Exposition au suicide ou à la TS.


— Ce facteur semble assez spécifique aux adolescents et jeunes adultes, l’impact de la «contagiosité» semblant s’atténuer, voire disparaître chez les plus de 24 ans. Des «épidémies de suicides ou de TS» sont régulièrement rapportées chez les adolescents vivant en collectivité (ce qui est le cas de la grande majorité des jeunes, ne serait-ce qu’au travers de la fréquentation d’un établissement scolaire). Le risque de passage à l’acte suicidaire est d’autant plus grand que l’adolescent avait des liens de proximité affective avec la précédente victime. Certains auteurs ont également évoqué l’impact des médias (M. Gould et coll., 2003).

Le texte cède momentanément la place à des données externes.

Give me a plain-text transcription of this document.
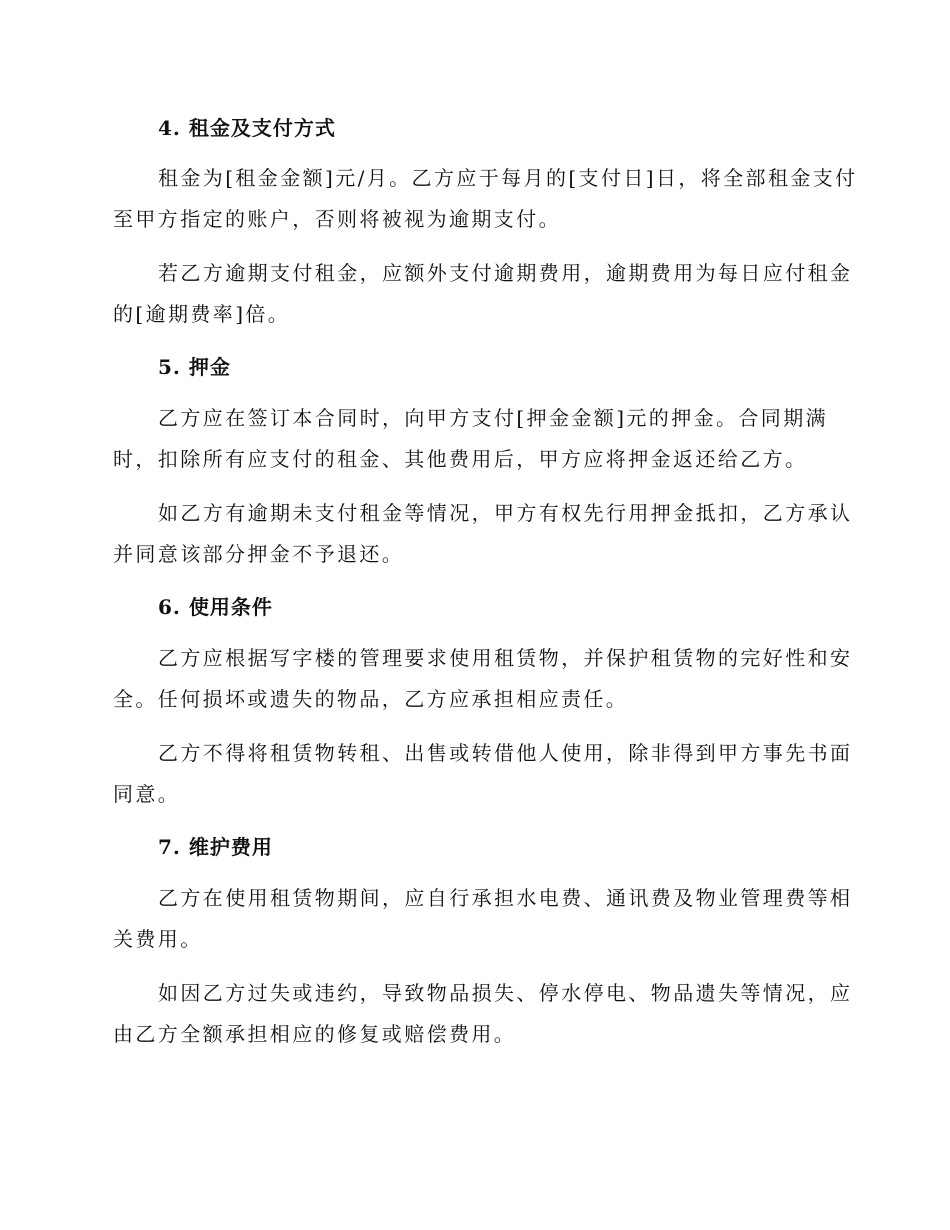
4. 租金及支付方式
租金为[租金金额]元/月。乙方应于每月的[支付日]日，将全部租金支付
至甲方指定的账户，否则将被视为逾期支付。
若乙方逾期支付租金，应额外支付逾期费用，逾期费用为每日应付租金
的[逾期费率]倍。
5. 押金
乙方应在签订本合同时，向甲方支付[押金金额]元的押金。合同期满
时，扣除所有应支付的租金、其他费用后，甲方应将押金返还给乙方。
如乙方有逾期未支付租金等情况，甲方有权先行用押金抵扣，乙方承认
并同意该部分押金不予退还。
6. 使用条件
乙方应根据写字楼的管理要求使用租赁物，并保护租赁物的完好性和安
全。任何损坏或遗失的物品，乙方应承担相应责任。
乙方不得将租赁物转租、出售或转借他人使用，除非得到甲方事先书面
同意。
7. 维护费用
乙方在使用租赁物期间，应自行承担水电费、通讯费及物业管理费等相
关费用。
如因乙方过失或违约，导致物品损失、停水停电、物品遗失等情况，应
由乙方全额承担相应的修复或赔偿费用。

CLINIQUE DE LA TENTATIVE DE SUICIDE



LES MOYENS


L’absorption orale de médicaments est de loin la méthode la plus utilisée (80 à 85% des cas). Les filles y recourent encore plus fréquemment que les garçons. Le médicament utilisé est souvent celui même qui a été prescrit auparavant à l’adolescent lors d’une précédente consultation. L’absorption orale de produits toxiques divers existe aussi (produits ménagers, insecticides divers, etc.), mais elle est beaucoup plus rare. Signalons l’absorption orale ou parentérale (IV) de fortes doses de drogue (morphine en particulier). La distinction entre le suicide ou la tentative de suicide et l’accident par «overdose» n’est pas facile à établir. L’étude de ces «équivalents suicidaires» montre qu’ils ont de nombreuses caractéristiques communes avec les tentatives de suicide reconnues comme telles.

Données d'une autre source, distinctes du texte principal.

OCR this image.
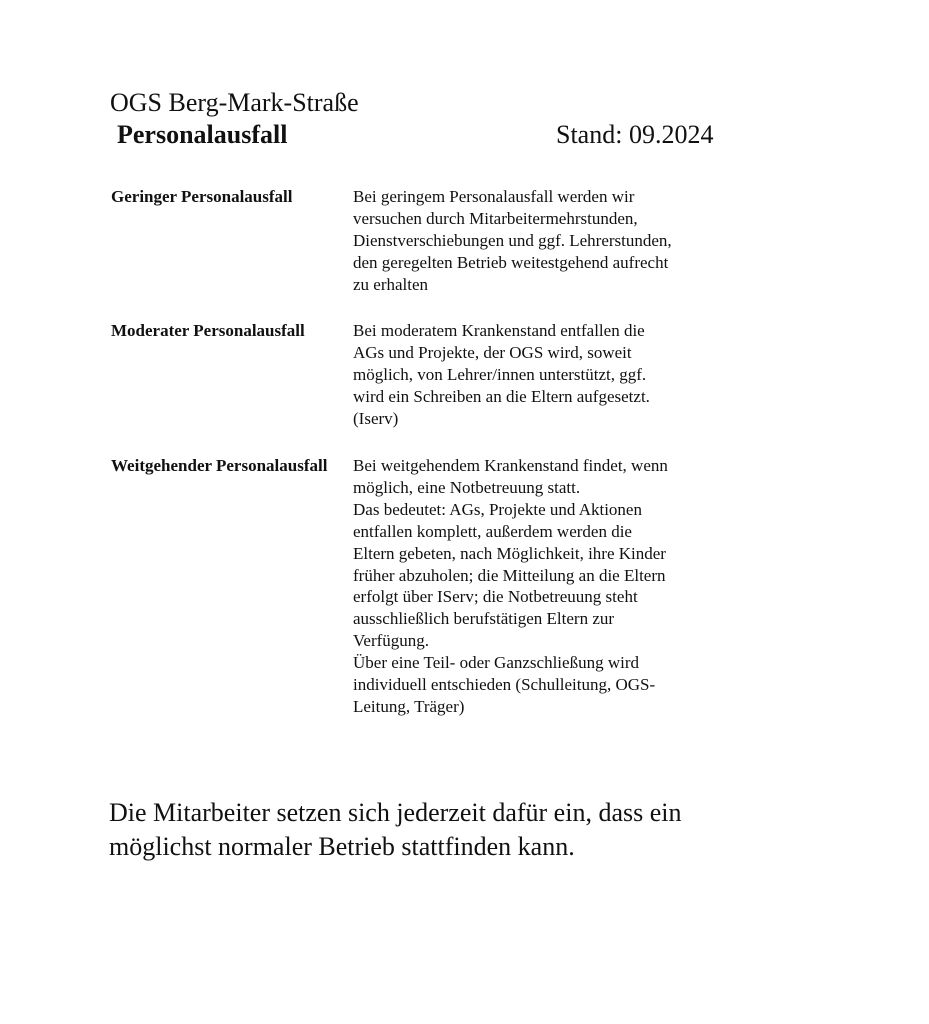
OGS Berg-Mark-Straße

Personalausfall	Stand: 09.2024

Geringer Personalausfall	Bei geringem Personalausfall werden wir
versuchen durch Mitarbeitermehrstunden,
Dienstverschiebungen und ggf. Lehrerstunden,
den geregelten Betrieb weitestgehend aufrecht
zu erhalten
Moderater Personalausfall	Bei moderatem Krankenstand entfallen die
AGs und Projekte, der OGS wird, soweit
möglich, von Lehrer/innen unterstützt, ggf.
wird ein Schreiben an die Eltern aufgesetzt.
(Iserv)
Weitgehender Personalausfall	Bei weitgehendem Krankenstand findet, wenn
möglich, eine Notbetreuung statt.
Das bedeutet: AGs, Projekte und Aktionen
entfallen komplett, außerdem werden die
Eltern gebeten, nach Möglichkeit, ihre Kinder
früher abzuholen; die Mitteilung an die Eltern
erfolgt über IServ; die Notbetreuung steht
ausschließlich berufstätigen Eltern zur
Verfügung.
Über eine Teil- oder Ganzschließung wird
individuell entschieden (Schulleitung, OGS-
Leitung, Träger)
Die Mitarbeiter setzen sich jederzeit dafür ein, dass ein
möglichst normaler Betrieb stattfinden kann.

Il est classique de dire qu’il n’y a pas de parallélisme strict entre la gravité de l’acte suicidaire en termes de vie ou de mort, l’intensité du désir de mort et la gravité des perturbations psychopathologiques observées chez l’individu suicidant. En effet dans certains cas, des produits de haute toxicité peuvent être impulsivement absorbés avec des conséquences fatales ou gravement invalidantes, sans que ce geste paraisse prendre place dans un ensemble psychopathologique très lourd ou qu’il s’associe à une détermination bien arrêtée de se donner la mort. Toutefois, il conviendrait de ne pas s’attacher uniquement à la nature de l’objet utilisé pour le suicide ou la tentative de suicide. Il serait souhaitable aussi d’évaluer dans quelle mesure la méthode utilisée porte atteinte à l’intégrité du corps: de ce point de vue, il semble que les méthodes cherchant à désorganiser ou à mutiler le corps, telles que la défenestration ou surtout la précipitation sous un véhicule, s’intègrent plus souvent dans une organisation psychopathologique dans laquelle le schéma corporel et la constitution même de l’individualité sont en cause. Les méthodes les plus traumatiques et les plus désorganisantes semblent caractériser plus souvent des adolescents profondément perturbés (psychose en particulier).

À côté de la méthode proprement dite, il est aussi nécessaire d’apprécier le degré de préméditation et de préparation de l’acte suicidaire opposé à l’impulsivité et à l’aspect non préparé. Comparant deux groupes d’adolescents suicidants, L.K. Brown et coll. (1991), constatent que les adolescents du groupe «non impulsifs» ont plus de traits dépressifs, plus de sentiments de désespoir et une rage interne plus élevée que le groupe des adolescents commettant un geste suicidaire impulsif.


LE SYNDROME DE TENSION PRÉ-SUICIDAIRE


Dans les semaines précédant le geste suicidaire, une ou des consultations auprès du médecin généraliste sont fréquentes. Très souvent l’adolescent y expose surtout des plaintes somatiques floues (fatigue, douleurs, etc.), un malaise général et n’évoque pas nécessairement ses idées suicidaires si on ne l’interroge pas directement à ce sujet.

Or beaucoup se voient prescrire un médicament en réponse à leurs plaintes floues ou à des maux incertains. Il n’est pas rare que ce médicament soit parfois utilisé pour la tentative de suicide.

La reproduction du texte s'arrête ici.